Number of people registered to vote has fallen, new figures reveal

Dwindling: voters queue up at a polling station in Hackney last year.

The number of people registered to vote in Hackney has tumbled by 4.2 per cent since the 2015 General Election.

Newly-released figures from 22 May, the closing date for registration, show the total electorate in Hackney North and Stoke Newington is down from 88,153 two years ago to 83,905 in 2017 – a drop of 4.8 per cent.

The Hackney South and Shoreditch seat has seen a decline of 3.6 per cent, with 81,905 people registered for the upcoming election, compared to 84,971 in 2015.

The lack of up-to-date population data makes it impossible to ascertain whether waning voter numbers are due to a fall in the overall population or a failure by the council to compile a complete electoral roll. The evidence points towards the latter.

Between 2011 and 2015, the borough’s population grew at a rate of over 5,000 per year, suggesting that even a minor post-Brexit exodus would have done little to dent a steady rise in the number of residents eligible to vote at General Elections – especially as this figure does not include European Union nationals.

A more likely reason is that Hackney Council officials have not managed to produce an accurate list of eligible electors.

Voter registration has long been a challenge in Hackney. A 2015 Electoral Commission report singled out the borough as the local authority with the most inaccurate voter roll in Great Britain.
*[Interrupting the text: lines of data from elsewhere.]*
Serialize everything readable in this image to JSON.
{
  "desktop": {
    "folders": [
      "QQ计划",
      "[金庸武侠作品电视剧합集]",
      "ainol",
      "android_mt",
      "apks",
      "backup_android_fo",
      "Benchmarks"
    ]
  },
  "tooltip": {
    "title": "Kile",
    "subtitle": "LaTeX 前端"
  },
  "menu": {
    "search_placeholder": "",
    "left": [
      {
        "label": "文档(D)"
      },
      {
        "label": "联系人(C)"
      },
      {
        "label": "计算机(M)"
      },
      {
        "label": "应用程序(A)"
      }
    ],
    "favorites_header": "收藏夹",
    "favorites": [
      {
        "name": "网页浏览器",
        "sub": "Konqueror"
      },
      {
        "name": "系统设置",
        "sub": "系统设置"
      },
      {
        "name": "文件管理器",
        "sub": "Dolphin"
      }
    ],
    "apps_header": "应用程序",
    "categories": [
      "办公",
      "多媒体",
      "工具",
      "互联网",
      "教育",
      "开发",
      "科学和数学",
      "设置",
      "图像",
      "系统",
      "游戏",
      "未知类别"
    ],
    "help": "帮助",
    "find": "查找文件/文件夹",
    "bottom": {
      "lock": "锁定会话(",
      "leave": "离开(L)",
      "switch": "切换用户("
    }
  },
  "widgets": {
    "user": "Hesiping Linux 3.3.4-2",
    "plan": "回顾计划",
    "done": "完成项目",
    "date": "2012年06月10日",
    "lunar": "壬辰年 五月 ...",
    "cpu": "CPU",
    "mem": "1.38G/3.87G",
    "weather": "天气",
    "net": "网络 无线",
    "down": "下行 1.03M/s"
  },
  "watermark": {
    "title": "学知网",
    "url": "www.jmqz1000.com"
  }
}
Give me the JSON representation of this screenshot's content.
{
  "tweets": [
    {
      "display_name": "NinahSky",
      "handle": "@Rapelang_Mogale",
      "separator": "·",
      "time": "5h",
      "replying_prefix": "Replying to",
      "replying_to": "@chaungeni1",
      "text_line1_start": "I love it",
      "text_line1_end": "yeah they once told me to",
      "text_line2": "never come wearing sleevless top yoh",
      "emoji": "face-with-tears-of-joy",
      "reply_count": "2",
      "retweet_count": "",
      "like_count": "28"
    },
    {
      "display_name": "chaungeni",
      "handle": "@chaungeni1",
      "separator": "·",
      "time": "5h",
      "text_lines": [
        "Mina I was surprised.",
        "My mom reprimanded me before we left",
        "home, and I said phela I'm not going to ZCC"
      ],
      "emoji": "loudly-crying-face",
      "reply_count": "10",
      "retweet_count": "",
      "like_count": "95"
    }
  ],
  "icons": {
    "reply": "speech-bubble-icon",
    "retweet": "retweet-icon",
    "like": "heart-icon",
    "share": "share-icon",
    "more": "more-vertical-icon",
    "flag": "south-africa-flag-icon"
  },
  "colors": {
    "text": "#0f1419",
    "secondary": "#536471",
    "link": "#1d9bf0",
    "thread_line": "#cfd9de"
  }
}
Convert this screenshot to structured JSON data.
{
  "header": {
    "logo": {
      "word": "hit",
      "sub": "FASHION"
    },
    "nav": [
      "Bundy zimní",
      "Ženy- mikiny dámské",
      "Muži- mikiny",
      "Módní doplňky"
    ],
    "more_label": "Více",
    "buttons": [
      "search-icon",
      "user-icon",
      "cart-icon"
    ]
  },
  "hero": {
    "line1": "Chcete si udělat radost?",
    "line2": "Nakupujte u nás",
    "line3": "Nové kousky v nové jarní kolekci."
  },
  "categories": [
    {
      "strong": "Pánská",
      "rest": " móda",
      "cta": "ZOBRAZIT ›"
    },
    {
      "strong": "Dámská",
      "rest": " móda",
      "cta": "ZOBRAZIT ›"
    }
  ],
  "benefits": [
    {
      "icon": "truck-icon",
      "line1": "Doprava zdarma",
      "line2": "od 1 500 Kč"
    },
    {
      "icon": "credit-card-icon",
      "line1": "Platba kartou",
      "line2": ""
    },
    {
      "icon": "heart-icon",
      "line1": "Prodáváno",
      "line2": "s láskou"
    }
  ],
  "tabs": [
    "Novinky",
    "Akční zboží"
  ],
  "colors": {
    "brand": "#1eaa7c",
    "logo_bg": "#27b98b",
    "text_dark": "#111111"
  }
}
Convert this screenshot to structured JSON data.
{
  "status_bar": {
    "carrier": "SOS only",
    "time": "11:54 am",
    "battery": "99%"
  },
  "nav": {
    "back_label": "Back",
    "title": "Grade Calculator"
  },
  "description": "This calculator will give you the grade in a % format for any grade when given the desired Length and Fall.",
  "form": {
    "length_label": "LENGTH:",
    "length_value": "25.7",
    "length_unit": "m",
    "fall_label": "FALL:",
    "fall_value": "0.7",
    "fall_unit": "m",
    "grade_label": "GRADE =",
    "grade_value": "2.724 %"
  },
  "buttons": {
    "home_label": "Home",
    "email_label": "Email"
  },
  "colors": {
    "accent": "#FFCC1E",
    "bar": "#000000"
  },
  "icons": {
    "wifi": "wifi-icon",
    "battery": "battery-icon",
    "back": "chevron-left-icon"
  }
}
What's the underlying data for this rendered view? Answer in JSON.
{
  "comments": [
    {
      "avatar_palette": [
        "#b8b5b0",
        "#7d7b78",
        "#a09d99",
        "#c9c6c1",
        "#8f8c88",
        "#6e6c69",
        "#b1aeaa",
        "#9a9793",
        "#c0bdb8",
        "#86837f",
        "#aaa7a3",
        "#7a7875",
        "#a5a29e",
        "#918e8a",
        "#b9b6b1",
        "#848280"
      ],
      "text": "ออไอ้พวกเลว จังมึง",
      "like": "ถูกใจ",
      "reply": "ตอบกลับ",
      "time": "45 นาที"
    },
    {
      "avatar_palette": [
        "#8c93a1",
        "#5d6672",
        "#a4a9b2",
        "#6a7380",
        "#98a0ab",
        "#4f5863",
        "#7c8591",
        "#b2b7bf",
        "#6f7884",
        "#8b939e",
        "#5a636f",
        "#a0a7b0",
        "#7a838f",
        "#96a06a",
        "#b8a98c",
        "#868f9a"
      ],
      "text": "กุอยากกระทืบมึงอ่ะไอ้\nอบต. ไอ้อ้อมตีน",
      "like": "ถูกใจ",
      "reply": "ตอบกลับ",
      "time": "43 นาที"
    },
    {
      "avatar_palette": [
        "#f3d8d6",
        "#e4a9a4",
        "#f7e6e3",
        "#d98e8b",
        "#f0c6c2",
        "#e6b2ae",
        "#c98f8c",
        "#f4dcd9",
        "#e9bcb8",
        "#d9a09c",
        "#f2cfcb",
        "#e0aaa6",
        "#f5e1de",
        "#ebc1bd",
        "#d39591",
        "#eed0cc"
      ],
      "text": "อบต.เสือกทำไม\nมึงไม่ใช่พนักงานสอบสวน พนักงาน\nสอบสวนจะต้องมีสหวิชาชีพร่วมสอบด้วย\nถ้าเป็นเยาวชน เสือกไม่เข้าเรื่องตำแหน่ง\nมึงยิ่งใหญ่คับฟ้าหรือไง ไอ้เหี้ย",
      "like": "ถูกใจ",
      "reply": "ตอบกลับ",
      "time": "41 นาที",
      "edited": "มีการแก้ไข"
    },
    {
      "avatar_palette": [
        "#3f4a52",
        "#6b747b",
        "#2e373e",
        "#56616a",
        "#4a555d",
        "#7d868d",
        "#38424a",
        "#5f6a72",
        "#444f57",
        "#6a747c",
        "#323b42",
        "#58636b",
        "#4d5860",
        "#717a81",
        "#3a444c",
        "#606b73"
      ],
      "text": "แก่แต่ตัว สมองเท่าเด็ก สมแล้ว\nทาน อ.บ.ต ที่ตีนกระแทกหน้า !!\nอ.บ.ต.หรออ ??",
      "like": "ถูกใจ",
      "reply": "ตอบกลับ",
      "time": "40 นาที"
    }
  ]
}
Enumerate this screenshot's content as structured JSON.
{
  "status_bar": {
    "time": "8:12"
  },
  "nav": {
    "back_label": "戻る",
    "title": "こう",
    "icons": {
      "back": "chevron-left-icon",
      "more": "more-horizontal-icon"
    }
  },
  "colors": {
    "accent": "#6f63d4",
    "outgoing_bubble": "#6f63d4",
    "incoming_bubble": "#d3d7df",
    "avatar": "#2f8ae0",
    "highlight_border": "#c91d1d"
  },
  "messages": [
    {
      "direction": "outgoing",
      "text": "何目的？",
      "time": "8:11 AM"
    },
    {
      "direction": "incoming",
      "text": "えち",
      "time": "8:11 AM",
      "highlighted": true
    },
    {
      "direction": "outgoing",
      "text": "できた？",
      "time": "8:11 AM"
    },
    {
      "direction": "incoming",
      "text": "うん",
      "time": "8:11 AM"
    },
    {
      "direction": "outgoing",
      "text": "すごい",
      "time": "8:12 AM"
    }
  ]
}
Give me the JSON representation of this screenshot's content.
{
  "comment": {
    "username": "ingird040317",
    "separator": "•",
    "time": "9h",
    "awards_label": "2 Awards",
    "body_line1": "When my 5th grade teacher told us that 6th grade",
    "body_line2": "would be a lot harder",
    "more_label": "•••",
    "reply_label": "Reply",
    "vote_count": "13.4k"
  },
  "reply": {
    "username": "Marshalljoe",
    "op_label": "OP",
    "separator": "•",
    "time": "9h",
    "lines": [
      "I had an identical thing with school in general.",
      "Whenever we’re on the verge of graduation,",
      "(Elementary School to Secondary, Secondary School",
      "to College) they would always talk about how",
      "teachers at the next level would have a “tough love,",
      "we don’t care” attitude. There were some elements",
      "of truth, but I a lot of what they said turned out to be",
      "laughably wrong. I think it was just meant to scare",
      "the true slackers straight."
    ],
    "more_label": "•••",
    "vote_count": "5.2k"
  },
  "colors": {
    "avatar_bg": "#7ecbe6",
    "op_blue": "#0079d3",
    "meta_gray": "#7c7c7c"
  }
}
Part of the problem appears to be the large number of historic duplicate entries on the register, which were removed when the new system of individual voter registration was introduced three years ago.

A report published last year by London First and Democracy Club suggests that the problem is deeper, with the Town Hall’s elections department struggling to engage the local citizenry despite the fact that enrolment is compulsory and non-registrants can be fined £80.

But Hackney Council blamed the new registration system, introduced in 2014, for the dwindling electorate. Previously, one person was in charge of registering everyone in their household, but the new rules mean each resident must now sign up separately to be eligible to vote.

Returning Officer Tim Shields said: “The new individual electoral registration system meant that a number of electors who had not individually registered were removed from the electoral register in December 2015, this was in accordance with the legislation.

“The electors who were removed were those who we had not heard from for two years, despite repeated attempts to contact them. It is our view that, given the high turnover rate of electors in the borough, the vast majority of those that were deleted in December 2015 were no longer eligible to vote in Hackney.

“We’ve gone to great lengths since 2015 to encourage people to register, from advertising campaigns to letters to residents who had not yet registered. Between the General Election being called on 18 April 2017 and the registration deadline on 22 May, we received over 35,000 applications to register to vote.”